The second story was about belligerent and arrogant US soldiers driving on the streets of Kuwait, claiming they were above the law.
THIRD KUWAITI SUICIDE BOMBER IN A MONTH=ALIENATION
The announcement this week that once again a male Kuwaiti in his 30s had left his family to commit suicide in an attack in Iraq followed last week's reports of two other Kuwaitis having done the same thing.
The suicide killer who came to the fore in the May 7 newspapers of Kuwait was Bader Al-Harbi. Unlike the other two Kuwaiti suicide bombers in April, Al-Harbi had never been imprisoned in Guantanamo Bay.
However, Al-Harbi had been in Afghanistan recently, but upon his return to Kuwait, authorities had arrested him. Then, a short time later, police decided to release him.

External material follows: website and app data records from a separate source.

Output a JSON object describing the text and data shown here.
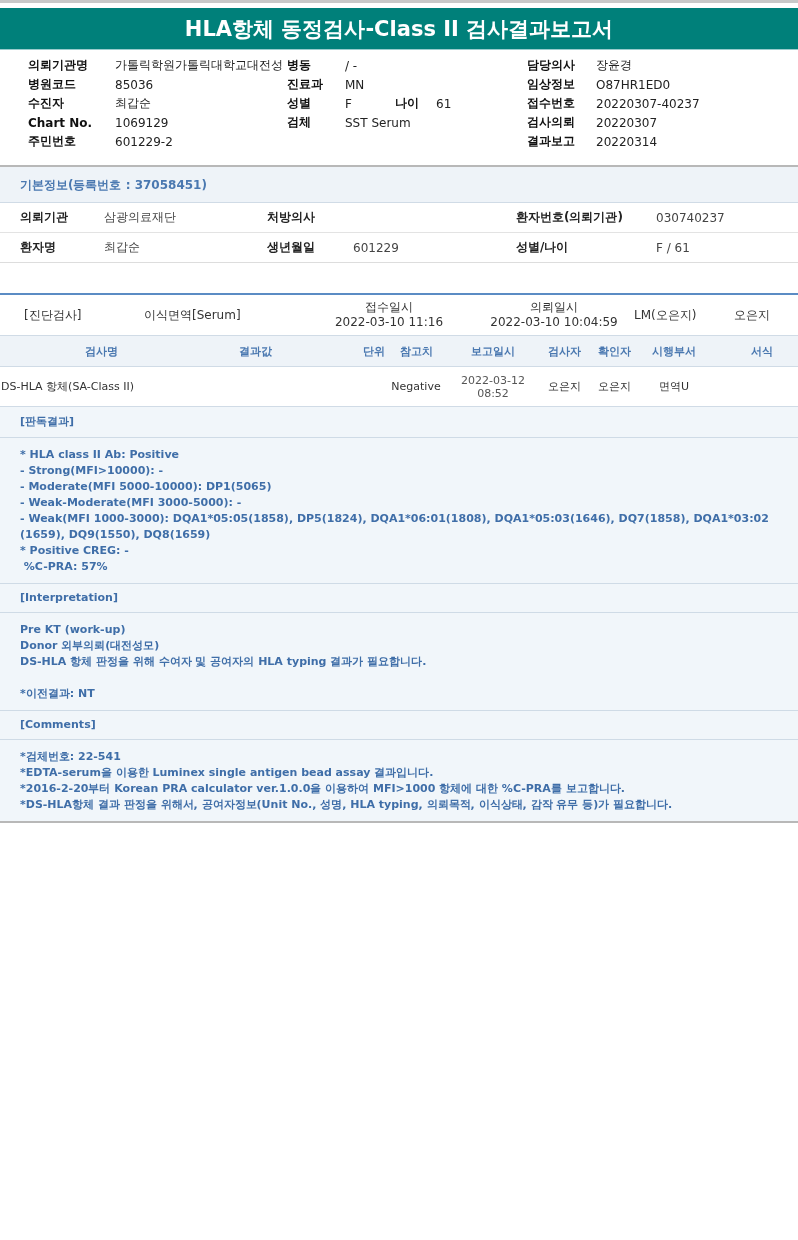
{
  "title": "HLA항체 동정검사-Class II 검사결과보고서",
  "header": [
    {
      "label": "의뢰기관명",
      "value": "가톨릭학원가톨릭대학교대전성",
      "label2": "병동",
      "value2": "/ -",
      "label3": "담당의사",
      "value3": "장윤경"
    },
    {
      "label": "병원코드",
      "value": "85036",
      "label2": "진료과",
      "value2": "MN",
      "label3": "임상정보",
      "value3": "O87HR1ED0"
    },
    {
      "label": "수진자",
      "value": "최갑순",
      "label2": "성별",
      "value2": "F",
      "label_age": "나이",
      "value_age": "61",
      "label3": "접수번호",
      "value3": "20220307-40237"
    },
    {
      "label": "Chart No.",
      "value": "1069129",
      "label2": "검체",
      "value2": "SST Serum",
      "label3": "검사의뢰",
      "value3": "20220307"
    },
    {
      "label": "주민번호",
      "value": "601229-2",
      "label3": "결과보고",
      "value3": "20220314"
    }
  ],
  "basic_info": {
    "title": "기본정보(등록번호 : 37058451)",
    "rows": [
      [
        {
          "label": "의뢰기관",
          "value": "삼광의료재단"
        },
        {
          "label": "처방의사"
        },
        {
          "label": "환자번호(의뢰기관)",
          "value": "030740237"
        }
      ],
      [
        {
          "label": "환자명",
          "value": "최갑순"
        },
        {
          "label": "생년월일",
          "value": "601229"
        },
        {
          "label": "성별/나이",
          "value": "F / 61"
        }
      ]
    ]
  },
  "order": {
    "category": "[진단검사]",
    "test_group": "이식면역[Serum]",
    "received_label": "접수일시",
    "received": "2022-03-10 11:16",
    "requested_label": "의뢰일시",
    "requested": "2022-03-10 10:04:59",
    "lab": "LM(오은지)",
    "staff": "오은지"
  },
  "table": {
    "columns": [
      "검사명",
      "결과값",
      "단위",
      "참고치",
      "보고일시",
      "검사자",
      "확인자",
      "시행부서",
      "서식"
    ],
    "rows": [
      {
        "name": "DS-HLA 항체(SA-Class II)",
        "reference": "Negative",
        "report_date": "2022-03-12",
        "report_time": "08:52",
        "tester": "오은지",
        "confirmer": "오은지",
        "department": "면역U"
      }
    ]
  },
  "sections": [
    {
      "title": "[판독결과]",
      "paragraphs": [
        [
          "* HLA class II Ab: Positive",
          "- Strong(MFI>10000): -",
          "- Moderate(MFI 5000-10000): DP1(5065)",
          "- Weak-Moderate(MFI 3000-5000): -",
          "- Weak(MFI 1000-3000): DQA1*05:05(1858), DP5(1824), DQA1*06:01(1808), DQA1*05:03(1646), DQ7(1858), DQA1*03:02(1659), DQ9(1550), DQ8(1659)",
          "* Positive CREG: -",
          " %C-PRA: 57%"
        ]
      ]
    },
    {
      "title": "[Interpretation]",
      "paragraphs": [
        [
          "Pre KT (work-up)",
          "Donor 외부의뢰(대전성모)",
          "DS-HLA 항체 판정을 위해 수여자 및 공여자의 HLA typing 결과가 필요합니다."
        ],
        [
          "*이전결과: NT"
        ]
      ]
    },
    {
      "title": "[Comments]",
      "paragraphs": [
        [
          "*검체번호: 22-541",
          "*EDTA-serum을 이용한 Luminex single antigen bead assay 결과입니다.",
          "*2016-2-20부터 Korean PRA calculator ver.1.0.0을 이용하여 MFI>1000 항체에 대한 %C-PRA를 보고합니다.",
          "*DS-HLA항체 결과 판정을 위해서, 공여자정보(Unit No., 성명, HLA typing, 의뢰목적, 이식상태, 감작 유무 등)가 필요합니다."
        ]
      ]
    }
  ]
}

Al-Harbi then quickly escaped Kuwait and made his way to Syria with the help of others—ostensibly with some other Kuwaitis’ help.
Al-Harbi’s family claimed that he had told them that he was on a visit to Mecca in Saudi Arabia when news of his death arrived via a call from Iraq a few days ago. The caller had announced that Al-Harbi was a martyr.
The idea of taking part in a suicide bombing in Iraq is generally so far from the daily or public experience of life in Kuwait—where mall shopping and fast cars dominate the day—that every single one of the 3 million people living in this Gulf country needs to pause and reflect on the whys and hows of the recent spate of suicide bombings carried out in Iraq.
This is because, unlike more radicalized regions of the Gulf, Asia, and Africa moderate Islam still dominates in Kuwait. That is, no imams are found shouting out for volunteers to commit suicide. Moreover, as is often stated here: suicide is not permitted in Islam.
Investigations and arrests have begun in Kuwait on what sort of recruiting ring has been active here, but Kuwaiti politicians and the public must do some soul searching as to why these men (with wives and children) would do such a thing.
Are the social, economic, and political options for individuals in Kuwait society so small that many young men are so extremely alienated and adrift that they become prey to recruiters promising them release from their worldly misery through hope in some act of terror?